Мама с Анорой разрешили прогуляться до реки, но ни в коем случае не купаться! «Река холодная еще, пожалуйста, Саярка, не простуди мне ребёнка», – Анора держалась за поясницу. Живот наклонял, тянул её вперёд, и она инстинктивно подавалась назад, чтобы сохранить равновесие. Пока шли на реку, Саярка представляла себя беременной, как жена брата. Она подняла два тяжёлых камня и засунула их в карманы халата, чтобы понять, удержит ли она вес ребёнка, но тяжесть была какая-то игрушечная, невзаправдашняя. Зато Рустамчику игра с камнями понравилась. Он, тужась, отрывал от земли каменюги размером со свою голову и пытался нести. Камни тут же выскальзывали из его ручонок, занимали свои привычные места на обочине, но малыша это не огорчало. «Видишь, я сильный! – кричал он, поднимая очередную «скалу». – Я как Фархад13

Талас действительно сейчас был холодным, даже для горной реки, и мутным после весеннего многоводья. Он принимал у них из рук палки, крутил, прятал в складках своих песчаных одежд и уносил прочь. Рустамчик продолжил у реки игру с камнями, изменив её правила. Теперь он собирал мелкую гальку и швырял голыши в воду как можно дальше, к возмущению пятнистых лягушек, срывающихся в воду вслед за каждым брошенным камнем.

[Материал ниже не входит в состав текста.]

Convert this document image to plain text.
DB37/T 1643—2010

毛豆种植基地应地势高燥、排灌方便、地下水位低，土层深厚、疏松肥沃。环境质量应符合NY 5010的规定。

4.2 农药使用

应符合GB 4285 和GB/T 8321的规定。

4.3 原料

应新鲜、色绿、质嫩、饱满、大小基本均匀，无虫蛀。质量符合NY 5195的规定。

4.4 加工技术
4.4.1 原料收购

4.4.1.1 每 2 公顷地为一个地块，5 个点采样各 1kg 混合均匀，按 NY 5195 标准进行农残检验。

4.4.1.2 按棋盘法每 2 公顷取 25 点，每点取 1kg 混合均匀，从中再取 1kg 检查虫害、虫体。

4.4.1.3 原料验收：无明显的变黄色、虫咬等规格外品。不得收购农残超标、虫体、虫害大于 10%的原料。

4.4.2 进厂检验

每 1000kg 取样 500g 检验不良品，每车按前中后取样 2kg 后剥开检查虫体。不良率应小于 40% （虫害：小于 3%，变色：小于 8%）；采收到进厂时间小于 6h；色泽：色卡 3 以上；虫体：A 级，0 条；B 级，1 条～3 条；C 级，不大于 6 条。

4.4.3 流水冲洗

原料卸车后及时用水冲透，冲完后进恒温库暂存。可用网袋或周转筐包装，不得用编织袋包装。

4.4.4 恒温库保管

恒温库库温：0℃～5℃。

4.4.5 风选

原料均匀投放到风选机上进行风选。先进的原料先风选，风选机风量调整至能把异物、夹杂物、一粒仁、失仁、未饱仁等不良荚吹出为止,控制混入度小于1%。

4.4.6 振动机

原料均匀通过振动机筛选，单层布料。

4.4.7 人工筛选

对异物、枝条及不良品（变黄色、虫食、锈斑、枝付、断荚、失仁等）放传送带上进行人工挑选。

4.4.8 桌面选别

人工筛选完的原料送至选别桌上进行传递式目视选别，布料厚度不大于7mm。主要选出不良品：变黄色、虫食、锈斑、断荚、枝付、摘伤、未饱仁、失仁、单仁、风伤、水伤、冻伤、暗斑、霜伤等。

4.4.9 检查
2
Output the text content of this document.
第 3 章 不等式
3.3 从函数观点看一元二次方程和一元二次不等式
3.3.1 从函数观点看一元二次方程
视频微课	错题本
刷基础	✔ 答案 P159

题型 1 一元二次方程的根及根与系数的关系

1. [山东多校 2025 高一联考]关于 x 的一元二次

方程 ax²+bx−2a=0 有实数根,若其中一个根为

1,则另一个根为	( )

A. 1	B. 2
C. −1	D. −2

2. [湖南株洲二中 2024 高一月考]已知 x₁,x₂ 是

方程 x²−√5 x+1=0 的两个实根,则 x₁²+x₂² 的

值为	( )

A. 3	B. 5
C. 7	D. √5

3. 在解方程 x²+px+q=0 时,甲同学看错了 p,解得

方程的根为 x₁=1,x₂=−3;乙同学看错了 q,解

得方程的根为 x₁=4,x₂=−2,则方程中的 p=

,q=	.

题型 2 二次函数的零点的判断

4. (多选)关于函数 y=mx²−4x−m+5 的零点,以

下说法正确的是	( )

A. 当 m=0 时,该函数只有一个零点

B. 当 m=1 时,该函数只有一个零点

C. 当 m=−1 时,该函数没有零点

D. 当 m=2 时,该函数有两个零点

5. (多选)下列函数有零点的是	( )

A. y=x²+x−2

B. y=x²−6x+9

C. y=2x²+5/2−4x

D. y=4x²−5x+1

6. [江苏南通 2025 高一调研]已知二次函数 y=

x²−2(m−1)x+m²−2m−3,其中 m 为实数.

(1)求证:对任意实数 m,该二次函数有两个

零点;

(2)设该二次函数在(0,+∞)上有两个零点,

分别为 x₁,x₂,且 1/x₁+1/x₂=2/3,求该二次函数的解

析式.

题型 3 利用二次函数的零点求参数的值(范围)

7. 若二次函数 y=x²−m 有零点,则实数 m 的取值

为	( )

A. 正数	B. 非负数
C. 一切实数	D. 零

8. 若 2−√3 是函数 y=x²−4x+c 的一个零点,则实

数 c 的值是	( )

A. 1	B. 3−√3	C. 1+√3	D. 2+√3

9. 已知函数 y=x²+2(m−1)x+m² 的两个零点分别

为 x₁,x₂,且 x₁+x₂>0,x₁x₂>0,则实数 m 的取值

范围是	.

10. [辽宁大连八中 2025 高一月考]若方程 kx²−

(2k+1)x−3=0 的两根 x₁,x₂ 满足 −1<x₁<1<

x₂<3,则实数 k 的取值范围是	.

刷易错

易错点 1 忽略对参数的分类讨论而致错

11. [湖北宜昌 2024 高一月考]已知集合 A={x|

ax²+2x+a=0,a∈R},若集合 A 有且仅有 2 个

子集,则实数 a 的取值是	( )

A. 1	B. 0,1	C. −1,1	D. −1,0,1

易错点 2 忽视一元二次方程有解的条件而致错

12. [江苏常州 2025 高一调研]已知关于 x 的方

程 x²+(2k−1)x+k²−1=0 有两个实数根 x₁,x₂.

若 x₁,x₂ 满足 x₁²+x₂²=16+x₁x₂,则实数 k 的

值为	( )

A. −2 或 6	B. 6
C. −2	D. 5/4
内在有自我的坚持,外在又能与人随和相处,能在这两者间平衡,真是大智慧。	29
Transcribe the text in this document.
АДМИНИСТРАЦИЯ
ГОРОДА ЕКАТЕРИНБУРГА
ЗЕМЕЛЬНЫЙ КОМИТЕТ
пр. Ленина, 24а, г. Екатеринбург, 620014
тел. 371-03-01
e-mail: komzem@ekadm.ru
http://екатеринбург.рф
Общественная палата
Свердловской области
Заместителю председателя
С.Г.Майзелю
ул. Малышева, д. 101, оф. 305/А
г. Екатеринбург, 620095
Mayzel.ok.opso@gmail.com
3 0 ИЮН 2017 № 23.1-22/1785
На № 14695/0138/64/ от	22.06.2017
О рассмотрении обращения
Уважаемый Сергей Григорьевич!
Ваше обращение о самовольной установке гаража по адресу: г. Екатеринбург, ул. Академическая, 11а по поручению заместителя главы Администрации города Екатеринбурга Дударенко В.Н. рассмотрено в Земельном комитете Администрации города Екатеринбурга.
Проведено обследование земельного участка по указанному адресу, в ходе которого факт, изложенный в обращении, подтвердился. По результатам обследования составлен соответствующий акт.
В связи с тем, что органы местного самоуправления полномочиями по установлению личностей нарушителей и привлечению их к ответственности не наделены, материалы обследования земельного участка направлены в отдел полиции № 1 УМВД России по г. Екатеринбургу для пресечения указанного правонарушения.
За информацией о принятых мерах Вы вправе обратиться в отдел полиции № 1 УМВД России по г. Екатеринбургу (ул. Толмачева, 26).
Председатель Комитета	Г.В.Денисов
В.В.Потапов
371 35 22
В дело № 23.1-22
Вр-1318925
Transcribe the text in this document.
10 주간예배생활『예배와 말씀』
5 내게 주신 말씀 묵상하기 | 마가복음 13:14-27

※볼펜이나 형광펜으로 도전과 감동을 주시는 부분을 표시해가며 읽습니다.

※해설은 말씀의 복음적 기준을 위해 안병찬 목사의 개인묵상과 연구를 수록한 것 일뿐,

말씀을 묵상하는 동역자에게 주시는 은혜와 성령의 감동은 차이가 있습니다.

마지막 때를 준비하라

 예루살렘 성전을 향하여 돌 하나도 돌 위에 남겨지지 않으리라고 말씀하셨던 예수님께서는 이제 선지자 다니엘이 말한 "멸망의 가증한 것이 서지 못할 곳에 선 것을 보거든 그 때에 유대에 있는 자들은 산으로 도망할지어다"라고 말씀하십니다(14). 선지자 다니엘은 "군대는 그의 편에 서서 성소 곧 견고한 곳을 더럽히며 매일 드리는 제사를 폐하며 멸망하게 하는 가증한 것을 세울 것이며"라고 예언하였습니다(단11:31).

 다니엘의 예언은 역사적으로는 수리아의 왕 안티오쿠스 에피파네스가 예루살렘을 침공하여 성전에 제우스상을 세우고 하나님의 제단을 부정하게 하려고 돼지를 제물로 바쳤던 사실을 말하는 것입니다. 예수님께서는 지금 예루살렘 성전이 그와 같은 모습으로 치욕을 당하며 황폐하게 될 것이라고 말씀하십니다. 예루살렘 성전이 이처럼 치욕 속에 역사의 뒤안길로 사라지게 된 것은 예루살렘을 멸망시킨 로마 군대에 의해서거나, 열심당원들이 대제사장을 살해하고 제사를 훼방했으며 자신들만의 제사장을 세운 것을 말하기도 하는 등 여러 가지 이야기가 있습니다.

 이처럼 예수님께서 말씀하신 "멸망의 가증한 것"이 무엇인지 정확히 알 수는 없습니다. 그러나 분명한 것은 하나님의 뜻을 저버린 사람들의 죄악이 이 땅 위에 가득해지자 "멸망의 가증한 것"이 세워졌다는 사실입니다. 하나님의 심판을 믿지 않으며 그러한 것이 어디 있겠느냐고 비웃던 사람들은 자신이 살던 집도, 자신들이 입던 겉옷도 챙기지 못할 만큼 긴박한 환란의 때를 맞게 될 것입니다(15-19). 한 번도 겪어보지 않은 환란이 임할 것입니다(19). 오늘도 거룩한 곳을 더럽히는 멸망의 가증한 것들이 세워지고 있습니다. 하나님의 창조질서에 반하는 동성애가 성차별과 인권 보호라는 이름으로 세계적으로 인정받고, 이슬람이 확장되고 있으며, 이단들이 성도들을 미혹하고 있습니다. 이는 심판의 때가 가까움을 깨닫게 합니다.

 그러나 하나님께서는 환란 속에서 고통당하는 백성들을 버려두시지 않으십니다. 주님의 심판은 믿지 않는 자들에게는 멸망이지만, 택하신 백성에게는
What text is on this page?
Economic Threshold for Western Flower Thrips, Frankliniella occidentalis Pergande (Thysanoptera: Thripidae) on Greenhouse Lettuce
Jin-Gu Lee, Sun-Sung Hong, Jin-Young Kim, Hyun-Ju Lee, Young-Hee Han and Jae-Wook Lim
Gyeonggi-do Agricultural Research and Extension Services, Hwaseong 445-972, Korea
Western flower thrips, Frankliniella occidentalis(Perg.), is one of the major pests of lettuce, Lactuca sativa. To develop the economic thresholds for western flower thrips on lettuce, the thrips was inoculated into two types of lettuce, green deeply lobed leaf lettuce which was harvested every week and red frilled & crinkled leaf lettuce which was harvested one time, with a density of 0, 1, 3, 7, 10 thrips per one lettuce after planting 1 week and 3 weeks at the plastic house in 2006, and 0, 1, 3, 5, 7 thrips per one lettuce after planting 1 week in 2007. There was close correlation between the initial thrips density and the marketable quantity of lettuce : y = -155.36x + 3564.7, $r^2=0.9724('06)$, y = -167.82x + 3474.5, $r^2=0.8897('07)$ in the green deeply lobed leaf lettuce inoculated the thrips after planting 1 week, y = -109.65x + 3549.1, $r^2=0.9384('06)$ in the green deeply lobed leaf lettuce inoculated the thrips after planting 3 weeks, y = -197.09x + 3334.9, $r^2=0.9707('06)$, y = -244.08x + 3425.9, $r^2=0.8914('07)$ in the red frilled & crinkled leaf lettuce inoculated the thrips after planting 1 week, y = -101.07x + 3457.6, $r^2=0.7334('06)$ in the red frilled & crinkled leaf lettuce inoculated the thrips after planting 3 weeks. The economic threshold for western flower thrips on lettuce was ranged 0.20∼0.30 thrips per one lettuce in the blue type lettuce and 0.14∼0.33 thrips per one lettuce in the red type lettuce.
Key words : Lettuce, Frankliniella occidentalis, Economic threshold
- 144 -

Саярка сидела, расслабленно глядя на воду, изредка подавала племяннику сухую веточку или листок.

И вдруг заметила, как большая гадюка выкатилась из прибрежных кустов прямо в сторону Рустамчика, спружинила и замерла на границе воды и суши. Малыш шагнул к воде в поисках камешка. Саярка бросилась к нему. Змея скользнула в воду прямо из-под руки мальчика. Они сделали это одновременно, как участники общего сложного танца, каждый из которых знает свои движения.

Гляди-гляди, змея вон там, видишь!

Саярка дрожащими пальцами указывала на воду, чтобы Рустамчик не спутал торчащую чёрную головку, подобную наконечнику стрелы, с плывущими ветками.

Это гадюка. Она кусается больно. Уф, опасная!

Уф! – повторил малыш – и уже забыл о змее, увлеченный маленьким прибрежным водоворотом.

Саярка подумала, что нужно будет написать Насте про гадюку. И удивилась тому, что теперь ей хочется делиться самым важным не с девчонками из класса, не с дедом и даже не с Дилей, а с этой незнакомкой, приславшей письмо издалека.

 

9.

 

Фотография появилась недели через две. Когда Дильбар показала сообщение, Саярка удивлённо уставилась на экран телефона: с фотографии улыбался парень.

Девочка это, девочка, – сказала Дильбар. – Только коротко стриженая. Характер у неё… бойцовский, сразу видно. Даже не верится, что вы в один день родились.

Саярка, естественно, видела девчонок со стрижками, но, во-первых, они были незнакомыми (чаще всего в иностранных фильмах), а во-вторых, Настину шевелюру с трудом можно было признать стрижкой. Парикмахер оставил ей не слишком-то много волос. Один подшёрсток, как на меже со скошенной травой. Вдобавок кончики волос были покрашены в серо-голубой цвет, словно по ним прошлись кистью для побелки. Если бы у них в классе кто-нибудь из девочек так постригся, назвали бы тифозной больной, уж точно.

Она всё разглядывала фотографию, пока телефон не зазвонил и Диля не отобрала трубку. Настя на снимке улыбалась, но смотрела при этом испытующе, недоверчиво, как будто взвешивала слова, проверяя их на правду. Привлекал внимание порванный ворот её футболки и несколько серёжек в одном ухе.

Саярка даже не знала, что можно ответить на такое сообщение.

Давай пошлём смайлик? – предложила Диля.

А ещё через недельку пришло следующее письмо. Его Саярка читала в одиночестве. Дильбар торопилась на работу и передала конверт мимоходом, из окна своей «Нексии».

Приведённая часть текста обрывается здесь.